My Top 10 Effortless Ways To Embrace Your Daily ACTIVE-ist

“Natural selection shaped the human genome not to run marathons or exclusively lift extremely heavy weights but rather to survive and thrive as very active outdoor generalists in the wild.”


daily ACTIVEist

In sequel to yesterdays post, these are my top ten ways to take your daily ACTIVE-ist by stride:

1. Consistent Movement

  • This is the staple of an ACTIVE-ist: to simply be active all day, every day!

2. Step It Up

  • There may not be 1776 of them, but any amount of stairs over elevators will carry you closer to your goal.
  • In an office building? Running up and down the stairs on break is the perfect way to boost the oxygen to your brain for energy and mental clarity.

3. Take Your Pedometer For A Test Run

  • Handy and inexpensive, having a pedometer routinely secured to your pant pockets will help you to track your progress through the day and keep you accountable and motivated.
  • Start slow by setting the goal to achieve 500-1000 more steps each day to gradually work your way up to 10,000.

garden berries

4. Plant Your Plants!

  • The exact opposite of everything this month’s book is about!

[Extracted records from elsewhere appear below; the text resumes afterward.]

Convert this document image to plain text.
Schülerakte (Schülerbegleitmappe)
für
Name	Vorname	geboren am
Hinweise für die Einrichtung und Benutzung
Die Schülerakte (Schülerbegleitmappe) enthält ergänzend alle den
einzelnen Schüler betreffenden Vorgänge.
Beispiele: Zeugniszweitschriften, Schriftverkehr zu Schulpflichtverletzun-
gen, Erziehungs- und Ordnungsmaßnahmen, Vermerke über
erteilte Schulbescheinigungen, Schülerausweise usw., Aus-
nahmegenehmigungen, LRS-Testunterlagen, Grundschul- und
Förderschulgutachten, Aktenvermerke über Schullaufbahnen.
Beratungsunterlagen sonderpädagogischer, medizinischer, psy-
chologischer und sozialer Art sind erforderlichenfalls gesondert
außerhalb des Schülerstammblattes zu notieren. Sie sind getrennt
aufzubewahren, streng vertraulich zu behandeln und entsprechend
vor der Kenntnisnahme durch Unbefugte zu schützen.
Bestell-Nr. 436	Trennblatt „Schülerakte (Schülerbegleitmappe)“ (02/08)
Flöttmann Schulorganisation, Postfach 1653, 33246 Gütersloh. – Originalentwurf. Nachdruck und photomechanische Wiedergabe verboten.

But considering the fact that I feel my recommendations to forage the woods for food would fall flat, instead I recommend rummaging through the bushes for berries of your local trails and planting your own vegetable garden.
  • Not only does this bring you more in touch with your food and the natural cultivation of plants, but it’s a great activity for arms, legs and stress reduction. Just watch your posture!

5. Walk For Groceries

  • When you do need groceries, walk there!
  • It is the ultimate portion control as you will be conscious of how much food you have to haul home, thus minimising impulse purchases and the dreaded waste of spoiled produce.

WWF bag

7. But When You Do Drive: Park Like My Mother

  • Always parking in the farthest possible space from the desired door, this has helped us to reap the benefits of additional pedometer steps and the added arm strength from hauling heavy grocery bags.

8. COOK!

  • A no brainer to anyone skilled in the kitchen! The act of chopping and stirring etc. works the upper body and stairs are incorporated every time you inevitably forget something in the cellar.
  • Bonus points for kitchen tangos a la Modern Family.

9.  Pace While You Talk On The Phone

  •  All the better if you do so outdoors for fresh air, sunshine and the added benefit of “earthing” of course!


10. Embrace Your Wild Side

  • Optimising vitamin D levels, oxygen and the release of mood enhancing endorphins, rough terrain engages muscles we are not accustomed to working and improves our balance and co-ordination.